Como cada día –
exactamente igual que cada día– vas al parque que está a cinco minutos de tu
casa. Cae el atardecer. Atraviesas la sombra que el sauce proyecta al inicio del
camino. Durante el invierno es un lugar solitario y olvidado. En la época
veraniega es frecuente que los niños se columpien, se persigan o se escondan.
No les prestas atención, ni a ellos ni a las parejas que se besan alguna vez
entre los árboles. Tienes un objetivo.
Subes unos escalones y
tuerces a la izquierda. Recorres la pasarela que discurre sobre el lecho fluvial.
El agua te acompaña con su callado susurro. Miras hacia delante avanzando con
pasos lentos, solemnes. No conoces el lenguaje de la prisa. Tus pulsaciones se
ralentizan a medida que te acercas a la meta.
Florecen los cardos detrás
de la escultura del viejo emperador. Siempre están ahí envueltos en su carne
violácea, un poco apartados y con sus espinas incontables apuntando en todas
direcciones. Nunca te has atrevido a tocarlos, pero cada día te arrodillas ante
ellos, sacas tu cámara réflex y lanzas decenas de instantáneas que desnudan sus
detalles íntimos. No se te antoja una labor repetitiva. Fotografías el tallo,
la flor, el suelo en que se asientan. Maximizas el zoom para captar la soledad
de cada espina. Cuando tienes suerte, retratas a una abeja en plena
polinización. En ocasiones te miran insectos o personas, pero no hay ojo capaz
de distraerte ni voz que llegue a tus oídos.
Una vez has finalizado
regresas a casa. Tus pasos son más ágiles.
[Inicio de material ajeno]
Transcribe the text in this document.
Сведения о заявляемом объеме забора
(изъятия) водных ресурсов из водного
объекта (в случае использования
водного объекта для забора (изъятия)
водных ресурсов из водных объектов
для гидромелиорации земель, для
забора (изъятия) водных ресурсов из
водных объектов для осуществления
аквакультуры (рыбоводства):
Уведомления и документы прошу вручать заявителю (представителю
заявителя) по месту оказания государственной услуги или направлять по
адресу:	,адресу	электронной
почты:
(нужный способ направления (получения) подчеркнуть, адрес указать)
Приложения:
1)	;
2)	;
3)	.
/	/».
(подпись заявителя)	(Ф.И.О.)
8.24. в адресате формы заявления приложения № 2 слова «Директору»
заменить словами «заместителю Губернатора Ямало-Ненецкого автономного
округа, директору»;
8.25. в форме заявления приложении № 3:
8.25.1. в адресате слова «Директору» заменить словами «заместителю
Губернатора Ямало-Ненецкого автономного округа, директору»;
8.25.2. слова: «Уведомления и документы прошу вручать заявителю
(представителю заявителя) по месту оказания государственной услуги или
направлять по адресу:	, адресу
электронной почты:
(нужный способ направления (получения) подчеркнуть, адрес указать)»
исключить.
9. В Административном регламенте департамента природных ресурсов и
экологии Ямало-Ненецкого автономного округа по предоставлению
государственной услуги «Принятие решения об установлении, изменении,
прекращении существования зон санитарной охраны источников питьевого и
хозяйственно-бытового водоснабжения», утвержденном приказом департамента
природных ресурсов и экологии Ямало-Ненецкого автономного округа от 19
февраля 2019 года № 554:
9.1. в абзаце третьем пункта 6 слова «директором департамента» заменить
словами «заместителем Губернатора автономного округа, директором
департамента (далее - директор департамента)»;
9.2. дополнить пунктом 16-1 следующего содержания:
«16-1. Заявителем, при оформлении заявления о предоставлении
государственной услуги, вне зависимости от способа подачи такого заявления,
Estás deseando encender el ordenador
y observar las imágenes en el programa de retoque fotográfico. Aumentas el
contraste, ajustas el brillo e incluso modificas los colores; en tus imágenes
más artísticas, los cardos se disfrazan de arcoíris y cada espina posee su
propio matiz. Después guardas los archivos originales en una carpeta del disco
duro y los modificados en otra. En total son 296 462 imágenes hasta el día de
hoy.
Al día siguiente, de
nuevo sales a tiempo para contemplar los cardos iluminados por el atardecer. Es
primavera y luce el sol. Los rayos palpan tu piel como una caricia templada.
Una brisa irregular sacude las hojas del sauce. Aceleras el paso. Sientes que
una amenaza se despliega en el aire invisible. Los sonidos de las aves te
inquietan, como si hubiera cambiado su canto. Ni siquiera la figura estable del
emperador mitiga tus pulsaciones.
Empiezas a correr.
Levantas los pies del suelo con desesperación, impulsado por una extraña
llamada de socorro. Enseguida alcanzas la zona de los cardos. Pero no hay
cardos. Tan solo un amasijo de hierbas aplastado por una fuerza implacable, tal
vez mecánica. Te derrumbas y lloras.
La obsesiòn produce este tipo de comportamiento que puede llegar a ser enfermizo. El relato es una maravilla. Enhorabuena
ResponderEliminarun abrazo
fus
¡Muchas gracias, fus! La obsesión y la soledad van de la mano muchas veces, pero al menos mi personaje sale de casa, no como los hikikomori japoneses que permanecen meses o años encerrados en su habitación.
ResponderEliminarUn abrazo
Impecable prosa.
ResponderEliminarQuién machacó los cardos?
Un abrazo.
Gracias, Julio. Los cardos pudo machacarlos cualquiera, y es posible que con mala intención. De "aplastadores" está el mundo lleno.
ResponderEliminarAbrazos
Por el Twitter me consigues como: (Molina0711)
ResponderEliminarMe sentí identificada con la historia pues amo la fotografía. Deseas perpetuar algo hermoso con la cámara y mantenerlo siempre en tu casa o exponerlo a los que comparten tus mismos gustos. La tragedia con los cardos es como un mensaje entre líneas, la belleza de la naturaleza es destruida por la incomprensión de quienes se creen los dueños del mundo sólo por el simple hecho de ser humanos.
A mí también me gusta la fotografía, aunque reconozco que mis habilidades con la cámara son muy escasas, pero procuro compensarlo con perseverancia. Gracias por comentar, nos leemos por nuestros blogs y en twitter.
ResponderEliminar¡Saludos!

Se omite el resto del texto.